More than 50 people from Lafayette are in Greenville, South Carolina, this week, to see if there's anything they can learn from that city's growth that might apply here.

It marks the third time One Acadiana, the regional chamber of commerce, has hosted a trip to another state for folks who have an interest in the growth and economic development of Acadiana. Previously, they have led visits to Lexington, Kentucky, and Charleston, South Carolina.

Midway between Atlanta, Georgia, and Charlotte, North Carolina, the region became a hub for the textile industry. Greenville officials began billing themselves as the Textile Capital of the South. 

Yet when those textile companies began moving those jobs overseas, the economy became stagnant. 

City councilman Russell Stall, speaking on the city's history on Sunday afternoon, admitted he moved away from the city and never thought he'd return. Since then, though, the city has diversified its economy and built a downtown that has become a hub of commercial and residential activity. 

Greenville is home to many national and international corporations such as Michelin North America, General Electric, and BMW.

"Greenville wasn’t a place where people wanted to be," Stall said. "There was not a lot for people to do. The Greenville I moved to 20 years ago was nothing like the Greenville I left. And it’s nothing like the Greenville today."

For the past 30 years, the city has teamed with the private sector to create development partnerships, stimulating a major revitalization of the central business district.

Downtown Greenville has gone from abandoned warehouses and empty storefronts to having a thriving central business district, with up-scale restaurants and high-end residential units.

The small southern city of just under 60,000 residents is now a popular destination for shopping, dining and entertainment, and it's rebirth has been recognized nationally.

The turning point, restaurant owner Carl Sobocinski said, may have been the Reedy River Falls Park.
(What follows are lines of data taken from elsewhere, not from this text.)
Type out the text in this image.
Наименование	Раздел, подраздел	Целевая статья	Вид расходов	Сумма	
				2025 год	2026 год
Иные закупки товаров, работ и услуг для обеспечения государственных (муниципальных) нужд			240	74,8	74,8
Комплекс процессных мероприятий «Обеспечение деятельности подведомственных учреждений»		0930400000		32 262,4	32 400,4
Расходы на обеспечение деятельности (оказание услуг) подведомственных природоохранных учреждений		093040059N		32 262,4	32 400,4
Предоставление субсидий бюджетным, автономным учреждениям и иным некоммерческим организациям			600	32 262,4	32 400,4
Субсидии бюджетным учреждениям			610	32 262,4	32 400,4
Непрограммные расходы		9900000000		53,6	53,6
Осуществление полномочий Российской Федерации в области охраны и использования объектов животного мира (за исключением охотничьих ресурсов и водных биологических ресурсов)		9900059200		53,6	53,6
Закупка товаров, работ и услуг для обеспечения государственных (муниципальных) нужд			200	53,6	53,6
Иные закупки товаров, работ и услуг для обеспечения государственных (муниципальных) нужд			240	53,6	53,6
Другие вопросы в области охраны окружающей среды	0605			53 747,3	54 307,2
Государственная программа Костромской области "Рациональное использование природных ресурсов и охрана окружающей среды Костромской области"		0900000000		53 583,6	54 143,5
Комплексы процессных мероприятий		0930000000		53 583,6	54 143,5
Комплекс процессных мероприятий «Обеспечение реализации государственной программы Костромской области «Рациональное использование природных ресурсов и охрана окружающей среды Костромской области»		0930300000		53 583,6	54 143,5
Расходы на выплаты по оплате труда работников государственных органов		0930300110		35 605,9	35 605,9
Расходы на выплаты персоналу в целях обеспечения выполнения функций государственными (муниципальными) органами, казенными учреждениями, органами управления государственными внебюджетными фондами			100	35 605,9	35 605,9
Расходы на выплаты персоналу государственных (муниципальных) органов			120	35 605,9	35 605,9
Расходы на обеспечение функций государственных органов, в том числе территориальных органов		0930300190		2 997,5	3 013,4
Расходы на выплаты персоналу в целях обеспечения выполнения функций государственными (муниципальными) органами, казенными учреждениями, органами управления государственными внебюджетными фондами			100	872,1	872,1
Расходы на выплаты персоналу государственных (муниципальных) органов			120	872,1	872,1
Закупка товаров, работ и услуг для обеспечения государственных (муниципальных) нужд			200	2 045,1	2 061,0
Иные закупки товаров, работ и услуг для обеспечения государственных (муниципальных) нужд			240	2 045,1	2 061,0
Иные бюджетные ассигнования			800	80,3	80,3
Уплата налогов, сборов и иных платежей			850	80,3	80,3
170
It's the only natural waterfall in a downtown area in the country, Stall noted, and a pedestrian bridge helped change downtown from a place to visit to a place to live. 

“That became a place where you can get out and be active,” he said. “Living downtown and having that green space park was real catalyst in having that residential park take off.”

“Thirty years ago, Greenville’s leaders rallied together behind a vision to develop one of the best downtowns in America," Carlee Alm-LaBar said at the outset of the trip. "I am excited to learn about the vision, planning, and execution behind Greenville’s success and how we can apply the lessons learned here in Acadiana.” 

Alm-LaBar is director of traditional neighborhood developments for Southern Lifestyle Development

“The BMW plant in Spartanburg was a game-changing economic development win for the Upstate South Carolina region," said Katie Chaisson, director of business and economic development for CLECO. "One of the key takeaway lessons I’m looking forward to learning is how the region attracted a global powerhouse like BMW and how to further position Acadiana for big economic development wins in the future.”

In addition to information sessions, the Acadiana visitors were expected to a downtown Greenville and a BMW factory.